Status:Closed Asked:Aug 11, 2017 - 05:39 AM

# HWTSUPP for Ann_Arbor metarea code 2-3x larger between 1996-2005. Why?

Hi. I use the ASEC data from 1986 through 2016 for Ann Arbor, MI (METAREA=440). Looking at only the PERNUM=1 entries and aggregating across years I find that the sum of HWTSUPP is roughly stable around 80k-110k expect for the years 1996 through 2005 where I see values of about 220k to 260k. This increase is roughly in line with the increase in rows I'm observing from roughly 50-60 to about 110-150. However, I thought that summing over HWTSUPP would give me an estimate for the number of households in this metarea. So I'm wondering what I'm missing to filter out or correct for for the years 1996-2005... I do, by the way, see a similar pattern in some other metarea codes, so not limited to Ann Arbor - just thought it might be helpful to limit investigation to just one for the time being. Thanks for any pointers / help / advice!

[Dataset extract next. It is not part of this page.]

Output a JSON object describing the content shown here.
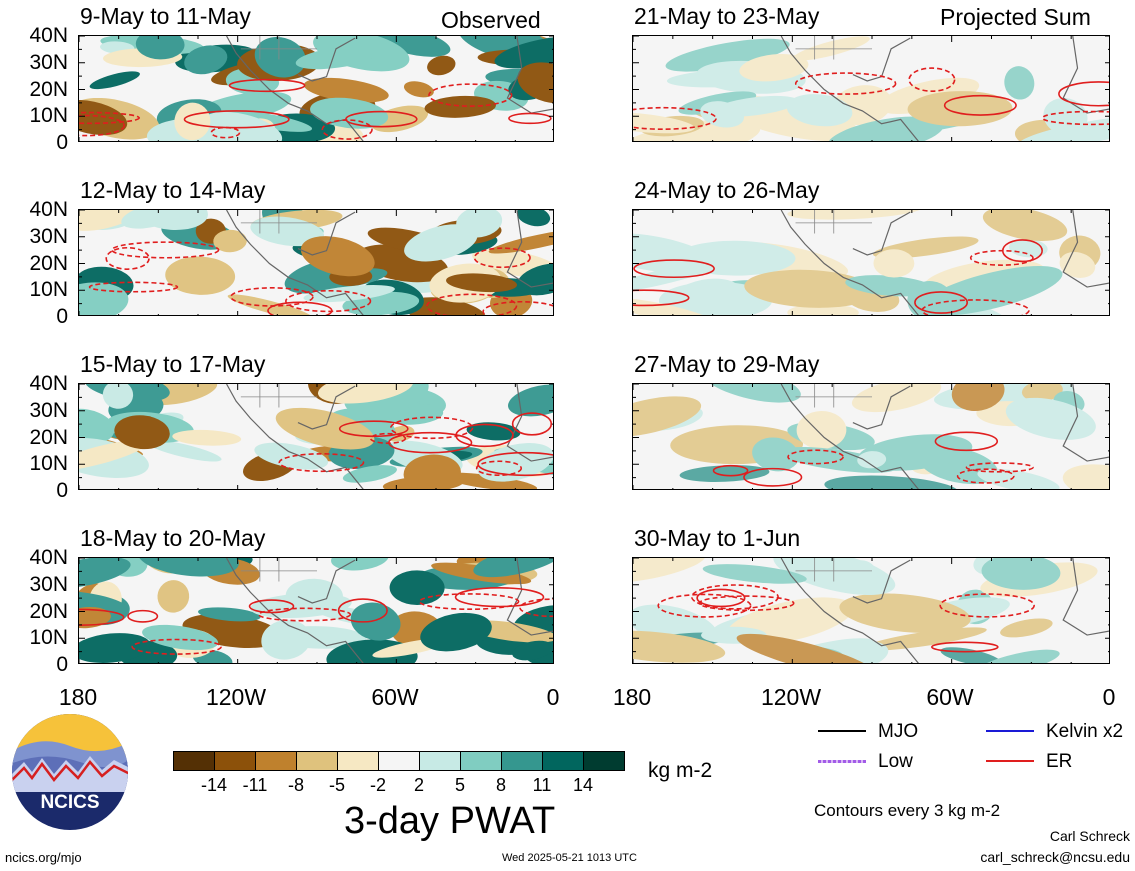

Note that the CPS sample is designed for national and (for more modern samples) state level analysis. The Census Bureau generally warns that estimates produced using lower-level geographic identification can be quite inaccurate due to a relatively large amount of sampling variability. This warning certainly applies to metropolitan areas, and in particular metropolitan areas with populations of less than 500,000. This is a limitation of the CPS. A potential alternative is the ACS samples, available via IPUMS USA, which are much better equipped (due to a larger sample size) for sub-state level geographic analysis.

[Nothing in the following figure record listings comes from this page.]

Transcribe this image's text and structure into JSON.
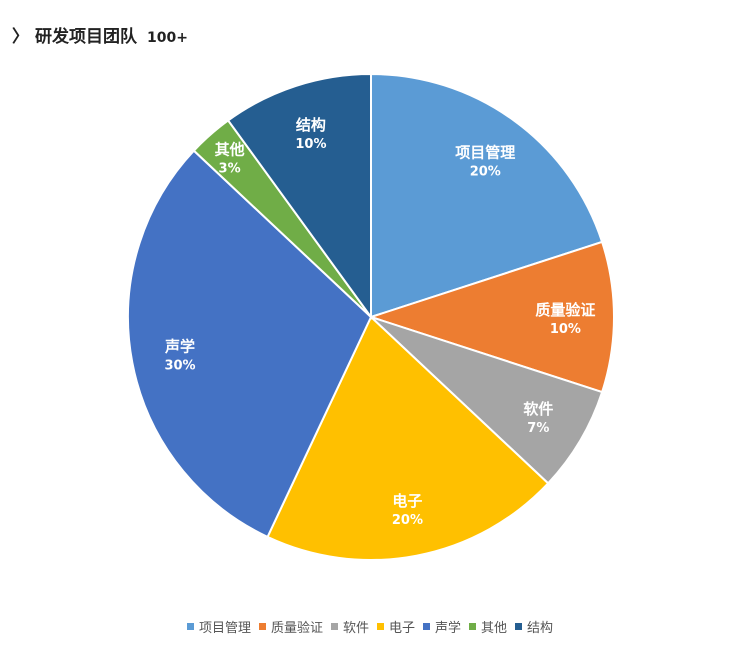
{
  "header": {
    "chevron_icon": "chevron-right",
    "title": "研发项目团队",
    "count": "100+"
  },
  "chart_data": {
    "type": "pie",
    "start": "top",
    "direction": "clockwise",
    "categories": [
      "项目管理",
      "质量验证",
      "软件",
      "电子",
      "声学",
      "其他",
      "结构"
    ],
    "values": [
      20,
      10,
      7,
      20,
      30,
      3,
      10
    ],
    "labels": [
      "20%",
      "10%",
      "7%",
      "20%",
      "30%",
      "3%",
      "10%"
    ],
    "colors": [
      "#5B9BD5",
      "#ED7D31",
      "#A5A5A5",
      "#FFC000",
      "#4472C4",
      "#70AD47",
      "#255E91"
    ],
    "legend": "bottom"
  }
}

Thanks, Jeff. That makes sense. As far as I understand, the ACS data started rather recently so unfortunately only 2000 and later years appear to be available. Is that correct? We were, however, interested in a longer time series so I started looking at CPS data. I did read the comment about METAREA which you are also highlighting in terms of unreliability for smaller MSAs. Will have to think about what to do given this limitation... Thanks for your help!